Proponents of the Great Books approach have an aversion to sociology and they aren’t too strong at history either so they generally resist efforts to ground their own movement in broader historical trends. But it isn’t difficult to locate the movement. The specific issue that founders of the Great Books approach were addressing was the professionalization and specialization of knowledge in the American research university that was well-advanced by the dawn of the 20th century. In the view of the founders, compartmentalization of knowledge inhibited the possibility of engaged public discourse and so threatened participation in a democratic society.
(For a recent conventional reiteration of this trope see Liz Coleman’s TED talk.)
When you read the pronouncements from the founders of the Great Books movement is seems clear that there was also a broader target, which was the subordination of intellectual life to industrial processes. Great Books champions constantly referred to educating students for freedom. Implicit is a critique of the extent to which intellectual life in mainstream advanced societies grew in the 20th century to be a tool for the production of value.
When asked to describe their reasons for selecting a Great Books program rather than a more typical college education, students say they chose it because they didn’t want their life to feel like an assembly line. They didn’t want to feel like their education was simply jumping through one hoop after another. They wanted a chance to step off their assigned path and have a chance for genuinely free and reflective thought.
Today there is a whole new intellectual movement movement having nothing to do with the Great Books that talks a great deal about freedom. Look at the titles of these recent manifestoes:
Lawrence Lessig. FREE CULTURE: HOW BIG MEDIA USES TECHNOLOGY AND THE LAW TO LOCK DOWN CULTURE AND CONTROL CREATIVITY
Yochai Benkler, THE WEALTH OF NETWORKS: HOW SOCIAL PRODUCTION TRANSFORMS MARKETS AND FREEDOM
This is an entirely different kind of freedom than that discussed by champions of the Great Books. Lessig and Benkler are talking about freedom that arises with the breakdown of the industrial production model of intellectual culture. With the world-wide diffusion of personal computers connected via the Internet, centralized control of the production of information is undermined. Today billions of people across the globe have the ability to engage socially, intellectually and politically without mediating authorities. According to Lessig, Benkler and many others, the 20th century industrial production model of intellectual life is dying, replaced by a less centralized, more participatory form.

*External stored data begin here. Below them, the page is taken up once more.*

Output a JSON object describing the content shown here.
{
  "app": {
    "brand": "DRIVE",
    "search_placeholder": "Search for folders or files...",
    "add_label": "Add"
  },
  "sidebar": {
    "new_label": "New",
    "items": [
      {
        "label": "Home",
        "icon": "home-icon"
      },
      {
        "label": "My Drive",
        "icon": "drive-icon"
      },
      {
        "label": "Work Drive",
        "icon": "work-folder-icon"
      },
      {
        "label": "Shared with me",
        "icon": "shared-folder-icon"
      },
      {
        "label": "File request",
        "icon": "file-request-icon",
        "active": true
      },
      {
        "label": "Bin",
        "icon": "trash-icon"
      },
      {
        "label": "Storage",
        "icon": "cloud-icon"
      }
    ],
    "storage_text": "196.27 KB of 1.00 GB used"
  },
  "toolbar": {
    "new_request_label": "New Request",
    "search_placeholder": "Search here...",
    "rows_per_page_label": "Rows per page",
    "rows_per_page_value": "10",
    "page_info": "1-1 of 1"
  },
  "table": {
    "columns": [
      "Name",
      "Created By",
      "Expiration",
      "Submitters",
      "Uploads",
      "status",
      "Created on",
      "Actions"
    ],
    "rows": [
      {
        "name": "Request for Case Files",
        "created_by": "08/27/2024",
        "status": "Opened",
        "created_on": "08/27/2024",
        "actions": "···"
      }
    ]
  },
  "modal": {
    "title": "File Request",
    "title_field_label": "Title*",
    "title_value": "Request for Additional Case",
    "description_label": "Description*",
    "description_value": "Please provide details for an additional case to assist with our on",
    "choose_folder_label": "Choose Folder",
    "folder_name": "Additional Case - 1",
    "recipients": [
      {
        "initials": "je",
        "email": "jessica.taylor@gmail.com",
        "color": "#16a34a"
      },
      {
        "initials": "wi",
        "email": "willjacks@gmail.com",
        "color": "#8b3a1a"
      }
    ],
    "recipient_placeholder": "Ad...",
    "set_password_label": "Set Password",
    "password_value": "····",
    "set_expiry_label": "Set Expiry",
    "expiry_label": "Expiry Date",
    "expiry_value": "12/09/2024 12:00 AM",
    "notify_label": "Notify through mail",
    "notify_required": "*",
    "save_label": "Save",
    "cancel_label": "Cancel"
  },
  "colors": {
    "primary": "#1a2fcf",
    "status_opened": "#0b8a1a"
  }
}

Does an education that was founded to address one kind of restraint remain relevant in this new era with its potentially huge expansion in intellectual freedom? I do not know the answer. But one thing I know for sure: It is not sufficient for proponents of the Great Book program to pretend nothing has changed and claim to be as relevant as they ever were. The ground is shifting at a remarkable pace. Do we really need the Great Books Program today or do we need a new education that more fully takes into account the profound changes in our intellectual culture? I would love the hear this question seriously addressed by proponents of the Great Books program.